Vida de Segunda | 04 - Loucuras, por assim dizer

novembro 06, 2017

Hoje trago algo bem diferente do que costumo fazer por aqui no blog.

Sempre tive uma paixão secreta por escrita, não só este tipo de escrita mais casual.

Adorava tentar fazer rimas, tentar criar poemas com vários tipos de sentidos e sentimentos.

Claro que nem sempre a coisa corre bem e, voltando atrás para ler algo que já foi escrito à anos e, por um acaso, guardei, por vezes não sei se riu, se choro ou se queimo tudo aquilo para não existirem provas que fui capaz de escrever algo assim!

Enfim, os gostos também são relativos e, apesar de gostar, sei que não sou a melhor escritora do século XXI. Mas tentar não custa e sonhar ainda não tem preço!
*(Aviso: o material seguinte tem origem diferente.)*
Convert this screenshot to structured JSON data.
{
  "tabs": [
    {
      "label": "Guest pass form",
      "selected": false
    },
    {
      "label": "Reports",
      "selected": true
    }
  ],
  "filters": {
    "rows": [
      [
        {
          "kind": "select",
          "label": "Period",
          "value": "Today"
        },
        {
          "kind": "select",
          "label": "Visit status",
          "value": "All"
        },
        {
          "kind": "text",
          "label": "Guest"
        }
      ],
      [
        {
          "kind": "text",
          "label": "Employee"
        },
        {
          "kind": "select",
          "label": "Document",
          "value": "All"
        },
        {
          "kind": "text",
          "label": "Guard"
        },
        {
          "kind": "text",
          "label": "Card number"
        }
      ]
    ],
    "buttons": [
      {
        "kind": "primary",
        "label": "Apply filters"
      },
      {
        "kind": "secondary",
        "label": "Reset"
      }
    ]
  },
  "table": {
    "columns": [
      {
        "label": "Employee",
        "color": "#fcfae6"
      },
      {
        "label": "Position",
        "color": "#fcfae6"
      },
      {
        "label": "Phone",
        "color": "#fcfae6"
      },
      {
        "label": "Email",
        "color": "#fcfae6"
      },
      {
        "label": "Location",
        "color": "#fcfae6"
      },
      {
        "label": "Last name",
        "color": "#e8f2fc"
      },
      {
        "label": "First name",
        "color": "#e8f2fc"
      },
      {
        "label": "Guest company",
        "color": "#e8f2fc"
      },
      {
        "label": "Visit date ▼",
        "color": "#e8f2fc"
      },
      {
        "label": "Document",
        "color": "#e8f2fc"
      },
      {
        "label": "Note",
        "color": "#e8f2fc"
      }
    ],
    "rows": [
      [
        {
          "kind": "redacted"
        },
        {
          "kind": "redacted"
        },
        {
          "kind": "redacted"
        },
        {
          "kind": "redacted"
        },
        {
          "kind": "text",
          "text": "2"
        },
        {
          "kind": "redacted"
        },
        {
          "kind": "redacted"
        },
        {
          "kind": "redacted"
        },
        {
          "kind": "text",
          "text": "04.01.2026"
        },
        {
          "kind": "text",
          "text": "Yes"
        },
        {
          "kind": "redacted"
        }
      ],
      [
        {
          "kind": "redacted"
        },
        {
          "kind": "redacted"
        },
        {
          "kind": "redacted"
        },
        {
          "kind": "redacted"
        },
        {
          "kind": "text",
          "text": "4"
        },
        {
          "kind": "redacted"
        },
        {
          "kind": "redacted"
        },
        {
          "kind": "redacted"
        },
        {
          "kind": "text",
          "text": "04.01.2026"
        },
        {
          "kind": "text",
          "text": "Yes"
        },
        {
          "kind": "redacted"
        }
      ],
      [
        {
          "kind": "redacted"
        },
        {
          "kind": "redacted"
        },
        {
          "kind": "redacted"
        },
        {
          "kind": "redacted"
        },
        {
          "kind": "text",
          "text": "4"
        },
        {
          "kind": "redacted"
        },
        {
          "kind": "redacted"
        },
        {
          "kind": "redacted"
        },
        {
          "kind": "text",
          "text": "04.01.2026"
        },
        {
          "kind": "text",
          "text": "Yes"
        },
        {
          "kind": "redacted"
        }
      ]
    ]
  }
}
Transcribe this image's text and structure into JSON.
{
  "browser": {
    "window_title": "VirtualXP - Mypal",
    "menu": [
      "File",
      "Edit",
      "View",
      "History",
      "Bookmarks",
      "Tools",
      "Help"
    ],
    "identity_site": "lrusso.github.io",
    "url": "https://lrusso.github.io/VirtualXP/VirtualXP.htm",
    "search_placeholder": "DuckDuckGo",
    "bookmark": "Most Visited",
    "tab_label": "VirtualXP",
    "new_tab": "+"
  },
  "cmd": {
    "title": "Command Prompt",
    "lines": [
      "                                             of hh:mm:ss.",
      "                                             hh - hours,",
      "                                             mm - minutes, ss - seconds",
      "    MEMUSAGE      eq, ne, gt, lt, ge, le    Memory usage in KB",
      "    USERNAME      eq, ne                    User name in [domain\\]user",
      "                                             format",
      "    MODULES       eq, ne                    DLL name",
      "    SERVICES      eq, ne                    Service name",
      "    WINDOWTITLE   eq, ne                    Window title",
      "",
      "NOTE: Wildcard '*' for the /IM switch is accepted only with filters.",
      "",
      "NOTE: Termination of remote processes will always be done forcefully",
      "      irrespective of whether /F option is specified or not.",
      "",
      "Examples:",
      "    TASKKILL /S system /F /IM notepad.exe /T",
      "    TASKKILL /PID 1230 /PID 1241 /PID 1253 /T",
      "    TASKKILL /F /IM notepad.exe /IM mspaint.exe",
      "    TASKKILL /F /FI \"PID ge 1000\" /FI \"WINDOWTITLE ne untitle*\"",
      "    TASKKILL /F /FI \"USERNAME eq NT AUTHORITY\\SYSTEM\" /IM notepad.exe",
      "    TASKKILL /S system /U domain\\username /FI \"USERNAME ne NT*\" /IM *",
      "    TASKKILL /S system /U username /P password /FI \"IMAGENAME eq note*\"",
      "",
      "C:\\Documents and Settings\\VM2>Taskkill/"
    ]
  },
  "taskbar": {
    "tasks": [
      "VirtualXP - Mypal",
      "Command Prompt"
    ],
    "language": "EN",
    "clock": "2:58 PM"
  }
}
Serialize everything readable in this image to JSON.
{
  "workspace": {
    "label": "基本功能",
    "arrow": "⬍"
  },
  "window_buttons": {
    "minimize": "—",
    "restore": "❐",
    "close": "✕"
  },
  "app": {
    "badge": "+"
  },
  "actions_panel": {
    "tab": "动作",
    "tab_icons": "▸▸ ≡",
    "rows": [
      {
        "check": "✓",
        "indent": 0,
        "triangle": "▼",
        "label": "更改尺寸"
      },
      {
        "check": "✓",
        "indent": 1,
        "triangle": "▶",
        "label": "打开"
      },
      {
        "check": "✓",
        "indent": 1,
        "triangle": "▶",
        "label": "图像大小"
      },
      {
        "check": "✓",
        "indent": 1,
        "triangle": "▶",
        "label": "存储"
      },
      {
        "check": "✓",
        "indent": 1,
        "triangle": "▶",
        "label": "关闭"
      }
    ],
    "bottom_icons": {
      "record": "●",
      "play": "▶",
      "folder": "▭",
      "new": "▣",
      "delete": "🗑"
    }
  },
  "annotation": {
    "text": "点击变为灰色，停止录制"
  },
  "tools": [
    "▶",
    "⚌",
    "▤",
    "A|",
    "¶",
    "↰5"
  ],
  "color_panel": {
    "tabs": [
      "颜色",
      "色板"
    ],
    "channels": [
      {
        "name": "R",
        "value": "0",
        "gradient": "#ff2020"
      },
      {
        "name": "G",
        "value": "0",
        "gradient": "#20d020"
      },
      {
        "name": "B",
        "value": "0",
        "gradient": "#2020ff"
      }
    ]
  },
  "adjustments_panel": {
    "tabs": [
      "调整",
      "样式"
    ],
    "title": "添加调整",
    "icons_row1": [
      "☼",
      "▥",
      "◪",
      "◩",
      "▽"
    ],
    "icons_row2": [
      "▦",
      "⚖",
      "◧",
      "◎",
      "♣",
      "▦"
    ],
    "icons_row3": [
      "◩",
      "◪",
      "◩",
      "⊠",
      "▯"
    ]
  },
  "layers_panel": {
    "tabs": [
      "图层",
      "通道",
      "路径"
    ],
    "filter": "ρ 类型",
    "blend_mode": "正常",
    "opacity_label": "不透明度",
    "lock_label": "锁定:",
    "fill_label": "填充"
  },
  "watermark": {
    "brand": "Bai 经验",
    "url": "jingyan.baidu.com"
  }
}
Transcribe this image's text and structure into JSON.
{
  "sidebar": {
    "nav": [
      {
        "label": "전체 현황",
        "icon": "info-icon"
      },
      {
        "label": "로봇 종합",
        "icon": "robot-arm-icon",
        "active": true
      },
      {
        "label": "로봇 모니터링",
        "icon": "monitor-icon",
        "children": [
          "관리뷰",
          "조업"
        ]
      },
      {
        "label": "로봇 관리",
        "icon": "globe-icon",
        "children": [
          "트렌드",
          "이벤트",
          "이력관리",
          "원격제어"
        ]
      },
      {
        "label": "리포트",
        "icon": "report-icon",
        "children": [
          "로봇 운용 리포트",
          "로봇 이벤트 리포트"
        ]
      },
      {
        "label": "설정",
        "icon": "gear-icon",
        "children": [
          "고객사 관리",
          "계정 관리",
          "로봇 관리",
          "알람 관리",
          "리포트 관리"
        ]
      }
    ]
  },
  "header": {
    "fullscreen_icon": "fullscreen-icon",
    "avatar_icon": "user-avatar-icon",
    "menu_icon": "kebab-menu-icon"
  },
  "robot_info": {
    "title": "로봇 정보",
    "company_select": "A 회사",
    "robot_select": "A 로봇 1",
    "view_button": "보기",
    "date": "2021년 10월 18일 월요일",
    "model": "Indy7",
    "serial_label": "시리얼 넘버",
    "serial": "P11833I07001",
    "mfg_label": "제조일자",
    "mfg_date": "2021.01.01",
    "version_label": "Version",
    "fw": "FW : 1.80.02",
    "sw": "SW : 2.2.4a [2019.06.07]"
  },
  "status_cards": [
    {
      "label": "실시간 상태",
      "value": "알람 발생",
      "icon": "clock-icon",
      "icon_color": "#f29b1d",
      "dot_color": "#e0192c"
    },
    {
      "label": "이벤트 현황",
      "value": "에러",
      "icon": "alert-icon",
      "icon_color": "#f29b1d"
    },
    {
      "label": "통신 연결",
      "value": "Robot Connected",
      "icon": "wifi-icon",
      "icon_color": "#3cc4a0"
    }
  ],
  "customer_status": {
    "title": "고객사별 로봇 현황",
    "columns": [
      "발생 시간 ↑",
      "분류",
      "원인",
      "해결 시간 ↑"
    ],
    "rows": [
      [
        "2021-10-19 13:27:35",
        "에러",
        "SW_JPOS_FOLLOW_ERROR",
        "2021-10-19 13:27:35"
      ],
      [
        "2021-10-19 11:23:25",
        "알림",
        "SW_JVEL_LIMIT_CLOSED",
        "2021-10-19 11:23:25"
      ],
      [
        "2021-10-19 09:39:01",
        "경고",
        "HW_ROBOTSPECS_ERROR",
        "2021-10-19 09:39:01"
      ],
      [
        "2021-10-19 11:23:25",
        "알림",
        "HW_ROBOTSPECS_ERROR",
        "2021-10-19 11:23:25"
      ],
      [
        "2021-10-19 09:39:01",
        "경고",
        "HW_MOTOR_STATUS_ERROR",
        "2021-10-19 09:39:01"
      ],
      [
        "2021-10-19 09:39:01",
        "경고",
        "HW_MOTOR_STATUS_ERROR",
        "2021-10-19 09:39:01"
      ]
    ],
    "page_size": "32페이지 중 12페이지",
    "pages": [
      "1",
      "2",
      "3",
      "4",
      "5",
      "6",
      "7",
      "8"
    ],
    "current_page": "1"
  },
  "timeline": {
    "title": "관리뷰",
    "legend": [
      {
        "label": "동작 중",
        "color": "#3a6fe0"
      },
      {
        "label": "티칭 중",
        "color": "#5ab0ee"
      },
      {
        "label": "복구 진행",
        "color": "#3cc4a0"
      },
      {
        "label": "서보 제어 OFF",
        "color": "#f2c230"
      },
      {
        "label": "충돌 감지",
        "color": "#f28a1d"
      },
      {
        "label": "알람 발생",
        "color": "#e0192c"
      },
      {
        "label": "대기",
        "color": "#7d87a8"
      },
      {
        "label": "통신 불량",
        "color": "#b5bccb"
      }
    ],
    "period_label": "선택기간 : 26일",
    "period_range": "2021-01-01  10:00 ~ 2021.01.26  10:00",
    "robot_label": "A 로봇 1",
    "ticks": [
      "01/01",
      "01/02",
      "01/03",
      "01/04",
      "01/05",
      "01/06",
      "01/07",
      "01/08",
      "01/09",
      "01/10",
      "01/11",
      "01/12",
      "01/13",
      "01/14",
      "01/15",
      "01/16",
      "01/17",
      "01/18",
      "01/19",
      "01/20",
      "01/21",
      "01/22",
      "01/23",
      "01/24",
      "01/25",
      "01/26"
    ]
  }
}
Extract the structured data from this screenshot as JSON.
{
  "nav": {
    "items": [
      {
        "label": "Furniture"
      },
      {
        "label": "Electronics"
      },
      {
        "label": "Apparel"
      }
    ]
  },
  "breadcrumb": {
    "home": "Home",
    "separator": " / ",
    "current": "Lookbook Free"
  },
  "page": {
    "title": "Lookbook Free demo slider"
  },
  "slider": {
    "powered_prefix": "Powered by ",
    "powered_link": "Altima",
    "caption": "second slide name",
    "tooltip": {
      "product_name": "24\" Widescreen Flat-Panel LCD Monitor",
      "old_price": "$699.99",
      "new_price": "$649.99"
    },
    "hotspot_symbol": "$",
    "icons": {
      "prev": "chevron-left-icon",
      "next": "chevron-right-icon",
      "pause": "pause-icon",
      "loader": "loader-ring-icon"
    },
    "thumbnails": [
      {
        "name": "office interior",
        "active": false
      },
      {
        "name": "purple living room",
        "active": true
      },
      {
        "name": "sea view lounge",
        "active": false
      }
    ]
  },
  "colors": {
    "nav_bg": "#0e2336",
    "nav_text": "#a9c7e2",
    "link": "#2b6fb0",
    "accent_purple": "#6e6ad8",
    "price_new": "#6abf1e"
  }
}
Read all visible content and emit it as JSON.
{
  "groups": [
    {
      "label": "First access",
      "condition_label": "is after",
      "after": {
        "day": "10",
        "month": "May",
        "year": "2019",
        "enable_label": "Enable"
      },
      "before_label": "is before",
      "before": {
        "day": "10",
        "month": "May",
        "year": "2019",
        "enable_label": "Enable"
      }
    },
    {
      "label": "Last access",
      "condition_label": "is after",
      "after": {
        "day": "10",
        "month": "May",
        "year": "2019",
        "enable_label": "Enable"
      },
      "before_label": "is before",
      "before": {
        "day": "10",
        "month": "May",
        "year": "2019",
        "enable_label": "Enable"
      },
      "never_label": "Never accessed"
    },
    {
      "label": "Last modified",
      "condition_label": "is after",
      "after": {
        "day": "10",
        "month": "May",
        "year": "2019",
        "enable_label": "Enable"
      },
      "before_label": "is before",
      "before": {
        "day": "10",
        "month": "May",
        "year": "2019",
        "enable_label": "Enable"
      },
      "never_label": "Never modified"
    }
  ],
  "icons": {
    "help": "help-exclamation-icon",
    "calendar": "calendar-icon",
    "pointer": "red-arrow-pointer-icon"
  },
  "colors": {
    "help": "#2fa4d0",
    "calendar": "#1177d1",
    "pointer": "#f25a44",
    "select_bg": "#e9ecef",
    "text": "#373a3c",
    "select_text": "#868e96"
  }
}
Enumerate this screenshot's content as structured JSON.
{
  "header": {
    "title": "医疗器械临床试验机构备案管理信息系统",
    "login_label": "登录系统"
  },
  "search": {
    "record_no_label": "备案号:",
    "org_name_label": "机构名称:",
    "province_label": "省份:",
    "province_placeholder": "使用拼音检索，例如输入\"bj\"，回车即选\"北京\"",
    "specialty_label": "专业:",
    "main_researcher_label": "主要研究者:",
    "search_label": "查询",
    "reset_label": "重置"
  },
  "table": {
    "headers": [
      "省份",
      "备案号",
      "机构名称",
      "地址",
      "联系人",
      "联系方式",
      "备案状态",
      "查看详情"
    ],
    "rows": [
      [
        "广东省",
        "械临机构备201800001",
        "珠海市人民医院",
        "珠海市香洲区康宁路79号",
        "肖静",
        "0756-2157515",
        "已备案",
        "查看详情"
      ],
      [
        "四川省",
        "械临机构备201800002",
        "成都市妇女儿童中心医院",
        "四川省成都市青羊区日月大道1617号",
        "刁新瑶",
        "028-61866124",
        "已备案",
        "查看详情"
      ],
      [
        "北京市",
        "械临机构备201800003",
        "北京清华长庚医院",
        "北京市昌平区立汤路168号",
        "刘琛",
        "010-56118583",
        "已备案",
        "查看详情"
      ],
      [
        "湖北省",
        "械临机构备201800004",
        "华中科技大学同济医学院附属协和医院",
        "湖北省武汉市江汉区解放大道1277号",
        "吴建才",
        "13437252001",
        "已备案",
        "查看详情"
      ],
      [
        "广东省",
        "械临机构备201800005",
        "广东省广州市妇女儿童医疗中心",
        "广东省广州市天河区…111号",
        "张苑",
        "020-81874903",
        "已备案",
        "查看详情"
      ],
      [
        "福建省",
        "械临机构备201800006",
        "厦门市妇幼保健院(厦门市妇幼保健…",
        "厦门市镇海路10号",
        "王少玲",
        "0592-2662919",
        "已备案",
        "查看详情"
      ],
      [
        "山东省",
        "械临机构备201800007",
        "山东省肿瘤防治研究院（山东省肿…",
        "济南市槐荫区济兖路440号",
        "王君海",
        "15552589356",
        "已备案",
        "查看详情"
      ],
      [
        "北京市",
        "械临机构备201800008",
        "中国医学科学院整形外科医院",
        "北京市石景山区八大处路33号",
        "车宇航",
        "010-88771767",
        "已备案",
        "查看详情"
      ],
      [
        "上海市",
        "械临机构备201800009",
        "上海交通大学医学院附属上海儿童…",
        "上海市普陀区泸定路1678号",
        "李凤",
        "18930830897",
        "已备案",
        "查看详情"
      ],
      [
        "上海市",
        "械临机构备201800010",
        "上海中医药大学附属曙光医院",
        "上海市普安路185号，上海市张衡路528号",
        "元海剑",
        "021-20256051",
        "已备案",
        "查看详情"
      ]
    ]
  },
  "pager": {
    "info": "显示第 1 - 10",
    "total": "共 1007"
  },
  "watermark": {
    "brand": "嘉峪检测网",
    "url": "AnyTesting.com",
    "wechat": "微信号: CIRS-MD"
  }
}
Com isso, esta manhã senti-me super inspirada e, num ápice, escrevi meia dúzia de coisas que hoje vou partilhar com você.

Em resumo, fala de sentimentos passados, momentos passados que vistos hoje podia considerar loucura, parvoíces e muitas outras coisas.

Espero que gostem e, se também gostarem de escrever, partilhem comigo e juntos podemos criar algo engraçado!

Se não gostarem, pelo menos espero que sirva para soltar alguns sorrisos por aí!

Já passou


Foram árduas passagens da vida
Daquelas vistas em tela
Com certa saudade reprimida
De quem assiste à luz da vela

Foram prosas mal escritas
E versos sem rimar
Em embalagens  sem fitas
De quem não sabe embrulhar

Foram noites ao luar
Onde a luz não se via
E o simples desejo de amar
Fumegava, mas não ardia.

Foram estradas mal construídas
Esburacadas e areias pelo chão.
E as correrias mal corridas
Acabam num pedaço de alcatrão.

E foram tempos de pensamentos
Onde reinava a estupidez
E os (in)felizes momentos
Eram resumidos pela parva nudez.

Hoje são luas brilhantes
Bem altas num céu sem rumo
Marcado pelos viajantes
Num doce fio de prumo.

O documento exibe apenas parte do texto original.